Tim Woodall said:
As an aside:
I recall seeing some platform specific headers which went for the
all-bits-one representation of "true" -- but the C implementations
gave 1 for !!TRUE as well...
int is_it_seven(int x)
{
return x==7;
}
if(is_it_seven(7) == TRUE)
printf("7 is seven\n");
else
printf("7 is not seven\n");
While I would never write the explicit test for TRUE [1], I would be
horrified at any header that defined TRUE such that this code didn't
behave as expected.
[1] Other peoples coding standards excepted.
The way to avoid this problem is to avoid *ever* doing an equality or
inequality comparison against either TRUE or FALSE. It happens that
FALSE can only be 0 (assuming sanity on the part of the author), so
(whatever == FALSE) is probably safe, but it's easier to remember and
follow the more general rule.
Remember that the is*() functions in <ctype.h> are explicitly allowed
to return non-zero values, so even with TRUE defined as 1, the test
(isalpha(c) == TRUE) is broken.
If you're going to define FALSE and TRUE, there's no reason to use
values other than FALSE==0 and TRUE==1. (Note that C99's <stdbool.h>
has false==0 and true==1.) But if you're going to write
if (is_it_seven(7) == TRUE) ...
you might as well write
if (((is_it_seven(7) == TRUE) != FALSE) == TRUE) ...
Or just do it right:
if (is_it_seven(7)) ...
There's no reason why one unnecessary comparison is better than two or
more.
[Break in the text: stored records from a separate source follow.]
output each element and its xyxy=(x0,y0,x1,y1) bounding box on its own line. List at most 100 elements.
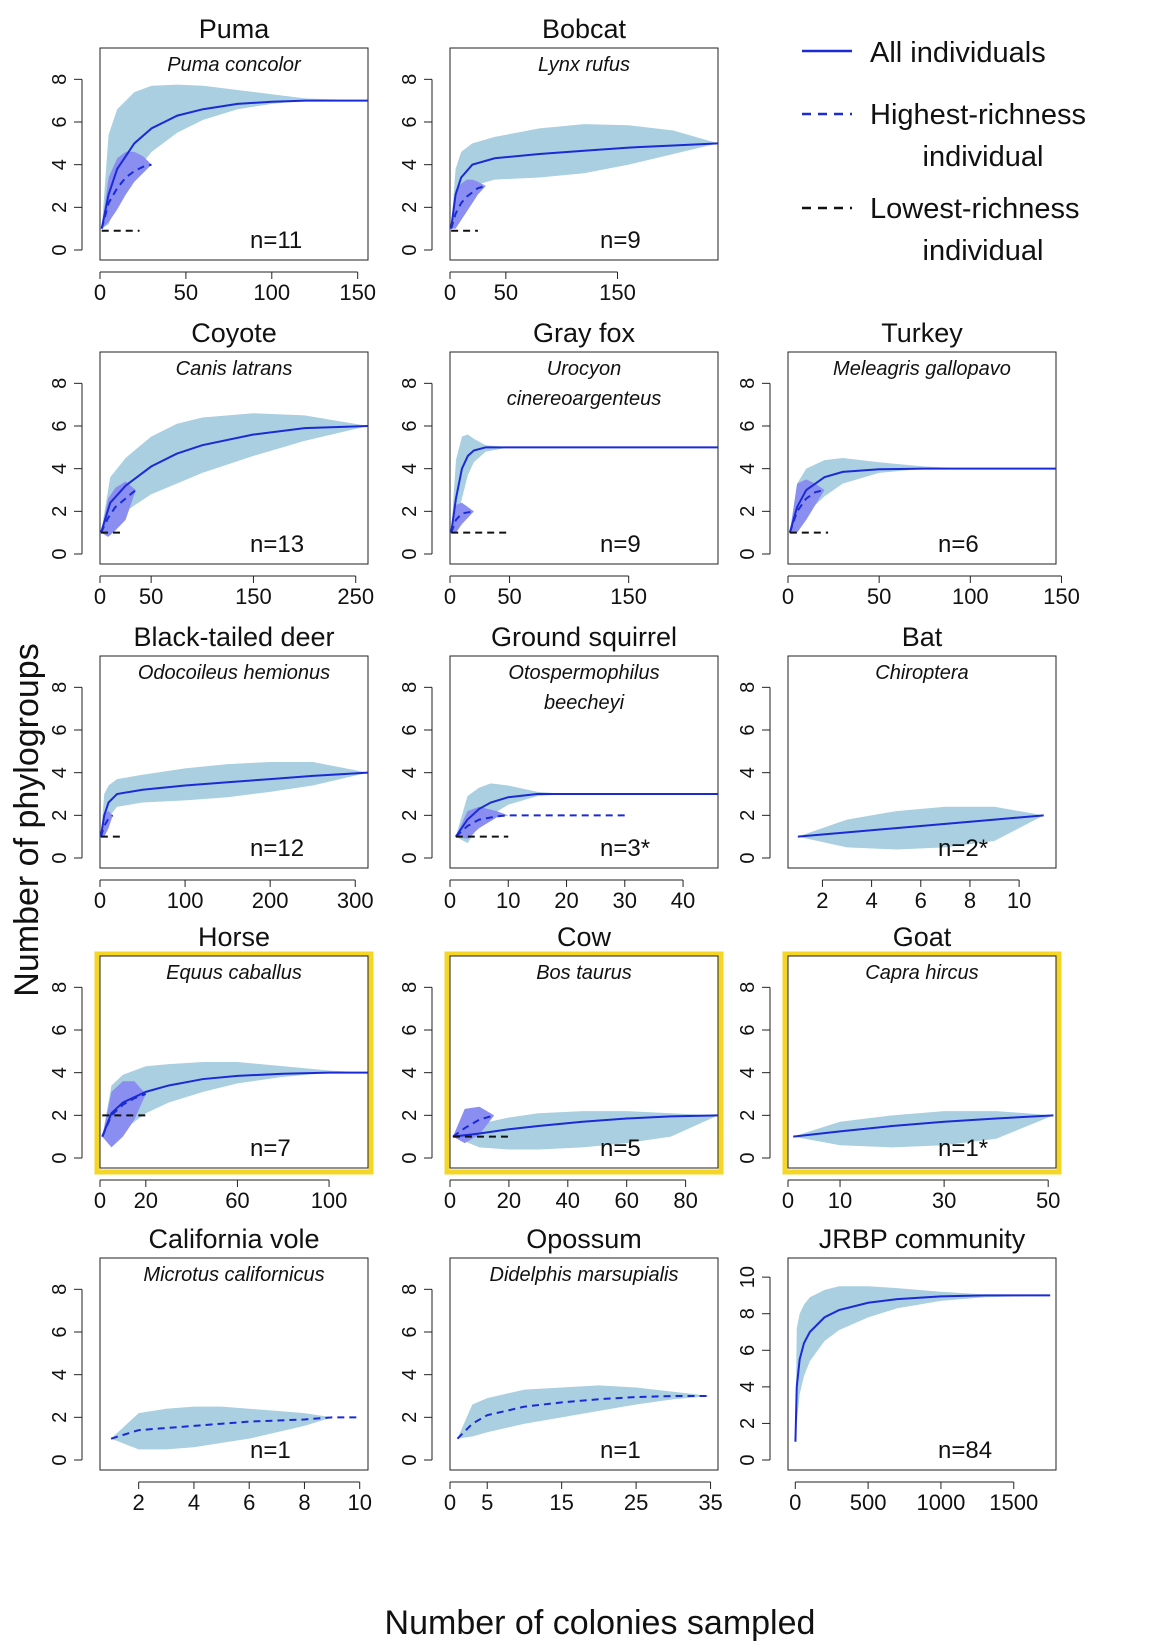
sample-size-label: n=12 xyxy=(250,835,304,862)
all-individuals-line xyxy=(788,467,1056,533)
panel-subtitle: Chiroptera xyxy=(875,662,968,684)
x-tick-label: 50 xyxy=(867,584,891,609)
highest-richness-line xyxy=(100,489,137,534)
panel-subtitle: beecheyi xyxy=(544,692,625,714)
plot-frame xyxy=(449,351,719,565)
y-tick-label: 4 xyxy=(49,1067,71,1078)
y-tick-label: 0 xyxy=(737,852,759,863)
x-tick-label: 150 xyxy=(610,584,647,609)
x-tick-label: 10 xyxy=(347,1490,371,1515)
highest-richness-band xyxy=(451,502,474,533)
all-individuals-line xyxy=(450,142,719,229)
panel-subtitle: Equus caballus xyxy=(166,962,302,984)
x-tick-label: 8 xyxy=(964,888,976,913)
panel-title: Opossum xyxy=(526,1224,642,1254)
y-tick-label: 8 xyxy=(399,1284,421,1295)
panel-bat: Bat Chiroptera n=2* 0 2 4 6 8 2 4 6 8 10 xyxy=(737,622,1057,913)
panel-subtitle: Odocoileus hemionus xyxy=(138,662,330,684)
y-tick-label: 2 xyxy=(737,810,759,821)
y-tick-label: 4 xyxy=(399,463,421,474)
y-tick-label: 0 xyxy=(737,1152,759,1163)
x-tick-label: 150 xyxy=(235,584,272,609)
y-tick-label: 2 xyxy=(399,506,421,517)
x-tick-label: 2 xyxy=(133,1490,145,1515)
y-tick-label: 8 xyxy=(49,982,71,993)
y-tick-label: 6 xyxy=(737,724,759,735)
y-tick-label: 0 xyxy=(49,1152,71,1163)
x-tick-label: 20 xyxy=(554,888,578,913)
sample-size-label: n=7 xyxy=(250,1135,291,1162)
panel-goat: Goat Capra hircus n=1* 0 2 4 6 8 0 10 30 50 xyxy=(737,922,1062,1213)
x-tick-label: 100 xyxy=(167,888,204,913)
y-tick-label: 8 xyxy=(49,74,71,85)
y-tick-label: 6 xyxy=(399,1326,421,1337)
x-tick-label: 150 xyxy=(339,280,376,305)
all-individuals-line xyxy=(794,1294,1051,1442)
x-tick-label: 0 xyxy=(789,1490,801,1515)
highest-richness-line xyxy=(456,1395,711,1440)
x-tick-label: 10 xyxy=(496,888,520,913)
panel-turkey: Turkey Meleagris gallopavo n=6 0 2 4 6 8 0 50 100 1… xyxy=(737,318,1080,609)
y-tick-label: 2 xyxy=(399,202,421,213)
all-individuals-band xyxy=(102,1062,369,1146)
sample-size-label: n=11 xyxy=(250,227,302,254)
legend-high-label-1: Highest-richness xyxy=(870,99,1086,131)
sample-size-label: n=3* xyxy=(600,835,650,862)
x-tick-label: 50 xyxy=(174,280,198,305)
legend-high-label-2: individual xyxy=(923,141,1044,173)
x-tick-label: 200 xyxy=(252,888,289,913)
y-tick-label: 2 xyxy=(49,1110,71,1121)
y-tick-label: 8 xyxy=(399,378,421,389)
x-tick-label: 40 xyxy=(556,1188,580,1213)
x-tick-label: 100 xyxy=(253,280,290,305)
legend-low-label-1: Lowest-richness xyxy=(870,193,1080,225)
y-tick-label: 4 xyxy=(399,767,421,778)
highest-richness-band xyxy=(451,179,486,229)
y-tick-label: 4 xyxy=(737,463,759,474)
panel-jrbp-community: JRBP community n=84 0 2 4 6 8 10 0 500 1000 1500 xyxy=(737,1224,1057,1515)
sample-size-label: n=6 xyxy=(938,531,979,558)
x-tick-label: 300 xyxy=(337,888,374,913)
legend-low-label-2: individual xyxy=(923,235,1044,267)
plot-frame xyxy=(449,1257,719,1471)
all-individuals-band xyxy=(793,1111,1054,1148)
y-tick-label: 2 xyxy=(49,1412,71,1423)
highlight-frame xyxy=(444,951,724,1175)
y-tick-label: 6 xyxy=(737,1024,759,1035)
sample-size-label: n=5 xyxy=(600,1135,641,1162)
x-tick-label: 500 xyxy=(850,1490,887,1515)
panel-subtitle: Canis latrans xyxy=(176,358,293,380)
x-tick-label: 10 xyxy=(1007,888,1031,913)
x-tick-label: 5 xyxy=(481,1490,493,1515)
sample-size-label: n=2* xyxy=(938,835,988,862)
y-axis-title: Number of phylogroups xyxy=(8,643,46,996)
x-tick-label: 2 xyxy=(816,888,828,913)
x-tick-label: 100 xyxy=(952,584,989,609)
plot-frame xyxy=(787,351,1057,565)
y-tick-label: 6 xyxy=(49,420,71,431)
sample-size-label: n=9 xyxy=(600,531,641,558)
highest-richness-line xyxy=(101,1093,147,1138)
all-individuals-band xyxy=(451,434,718,533)
y-tick-label: 8 xyxy=(737,378,759,389)
panel-title: Black-tailed deer xyxy=(133,622,334,652)
y-tick-label: 0 xyxy=(49,1454,71,1465)
y-tick-label: 0 xyxy=(49,244,71,255)
y-tick-label: 0 xyxy=(399,1454,421,1465)
y-tick-label: 4 xyxy=(49,159,71,170)
panel-ground-squirrel: Ground squirrel Otospermophilus beecheyi n=… xyxy=(399,622,719,913)
panel-title: JRBP community xyxy=(819,1224,1026,1254)
all-individuals-band xyxy=(101,413,369,533)
x-tick-label: 6 xyxy=(915,888,927,913)
all-individuals-band xyxy=(797,806,1044,850)
x-tick-label: 50 xyxy=(1036,1188,1060,1213)
panel-subtitle: Bos taurus xyxy=(536,962,632,984)
highest-richness-band xyxy=(452,1106,495,1144)
y-tick-label: 8 xyxy=(399,982,421,993)
panel-title: Gray fox xyxy=(533,318,636,348)
panel-title: Puma xyxy=(199,14,271,44)
x-tick-label: 50 xyxy=(139,584,163,609)
y-tick-label: 8 xyxy=(737,1308,759,1319)
x-tick-label: 0 xyxy=(444,1188,456,1213)
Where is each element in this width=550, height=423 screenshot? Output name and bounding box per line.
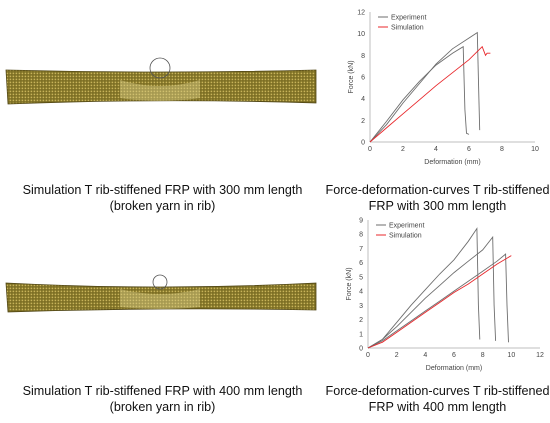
chart-caption-300: Force-deformation-curves T rib-stiffened…: [325, 182, 550, 214]
y-tick-label: 0: [361, 140, 365, 147]
legend-label: Simulation: [391, 25, 424, 32]
x-tick-label: 0: [366, 352, 370, 359]
y-tick-label: 0: [359, 346, 363, 353]
y-tick-label: 10: [357, 31, 365, 38]
simulation-caption-400: Simulation T rib-stiffened FRP with 400 …: [0, 383, 325, 415]
chart-caption-400: Force-deformation-curves T rib-stiffened…: [325, 383, 550, 415]
x-tick-label: 2: [395, 352, 399, 359]
y-axis-label: Force (kN): [348, 60, 355, 93]
beam-deflection-shading: [120, 80, 200, 101]
y-tick-label: 8: [359, 232, 363, 239]
series-line: [367, 255, 512, 349]
caption-line: FRP with 300 mm length: [368, 199, 507, 213]
simulation-caption-300: Simulation T rib-stiffened FRP with 300 …: [0, 182, 325, 214]
series-line: [367, 253, 509, 349]
beam-simulation-image-400: [5, 274, 317, 313]
series-line: [369, 31, 481, 143]
beam-mesh: [5, 282, 317, 313]
caption-line: Force-deformation-curves T rib-stiffened: [325, 183, 550, 197]
legend-label: Experiment: [391, 15, 426, 22]
y-tick-label: 5: [359, 274, 363, 281]
beam-mesh: [5, 69, 317, 105]
x-axis-label: Deformation (mm): [424, 159, 480, 166]
force-deformation-chart-300: 0 2 4 6 8 10 0 2 4 6 8 10 12 Deformation (mm) Force (k…: [348, 10, 539, 167]
caption-line: Simulation T rib-stiffened FRP with 300 …: [22, 183, 303, 197]
x-axis-label: Deformation (mm): [426, 365, 482, 372]
legend-label: Experiment: [389, 223, 424, 230]
y-tick-label: 3: [359, 303, 363, 310]
y-tick-label: 4: [359, 289, 363, 296]
simulation-panel-400: Simulation T rib-stiffened FRP with 400 …: [0, 215, 325, 423]
y-tick-label: 2: [359, 317, 363, 324]
loading-roller: [152, 274, 168, 290]
y-tick-label: 8: [361, 53, 365, 60]
y-tick-label: 6: [359, 260, 363, 267]
series-line: [369, 45, 491, 143]
beam-simulation-image-300: [5, 57, 317, 105]
x-tick-label: 2: [401, 146, 405, 153]
caption-line: (broken yarn in rib): [109, 400, 216, 414]
x-tick-label: 8: [481, 352, 485, 359]
caption-line: Simulation T rib-stiffened FRP with 400 …: [22, 384, 303, 398]
x-tick-label: 10: [507, 352, 515, 359]
legend-label: Simulation: [389, 233, 422, 240]
caption-line: FRP with 400 mm length: [368, 400, 507, 414]
y-axis-label: Force (kN): [346, 267, 353, 300]
x-tick-label: 10: [531, 146, 539, 153]
y-tick-label: 7: [359, 246, 363, 253]
simulation-panel-300: Simulation T rib-stiffened FRP with 300 …: [0, 0, 325, 213]
x-tick-label: 8: [500, 146, 504, 153]
y-tick-label: 4: [361, 96, 365, 103]
y-tick-label: 9: [359, 218, 363, 225]
x-tick-label: 0: [368, 146, 372, 153]
x-tick-label: 6: [452, 352, 456, 359]
y-tick-label: 2: [361, 118, 365, 125]
y-tick-label: 1: [359, 331, 363, 338]
series-line: [369, 45, 470, 143]
x-tick-label: 12: [536, 352, 544, 359]
beam-deflection-shading: [120, 289, 200, 309]
y-tick-label: 12: [357, 10, 365, 17]
y-tick-label: 6: [361, 75, 365, 82]
caption-line: Force-deformation-curves T rib-stiffened: [325, 384, 550, 398]
x-tick-label: 6: [467, 146, 471, 153]
x-tick-label: 4: [423, 352, 427, 359]
series-line: [367, 227, 481, 349]
series-line: [367, 235, 497, 349]
x-tick-label: 4: [434, 146, 438, 153]
caption-line: (broken yarn in rib): [109, 199, 216, 213]
loading-roller: [149, 57, 171, 79]
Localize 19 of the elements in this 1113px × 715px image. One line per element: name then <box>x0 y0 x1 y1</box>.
There's only one logical place to stop adding comparisons, and
that's before the first one.
The relational operators are defined to yield 0 or 1; if they don't,
the compiler is broken. But code that depends on this, though valid,
is suspicious; it's too easy to change
count += (x == 42);
to
count += (nearly_equal(x, 42));
and miss the fact that nearly_equal can return -1.
[...]
If you are using sign-magnitude or ones complement encoding then the
possible values of a signed int bitfield will be +0 and -0 or 0 and a
trap representation.
(I hope there isn't something somewhere that says that bitfields must be
twos complement. I can't see it but I'm sure if there is someone here
will be along quickly to correct me. ;-) )
No, bit fields aren't required to be two's complement, so there's no
guarantee that a 1-bit signed bit field can hold a value other than 0.
But signed bit fields in general are unlikely to be useful. That's
not to say that they're never useful. If you want a struct member to
be as small as possible and to hold any value in the range -7..+7, a
4-bit signed bit field is the way to do it. But as soon as you try to
store -8, you've lost some portability. (Then again, a restriction to
2's-complement systems may not be a problem.)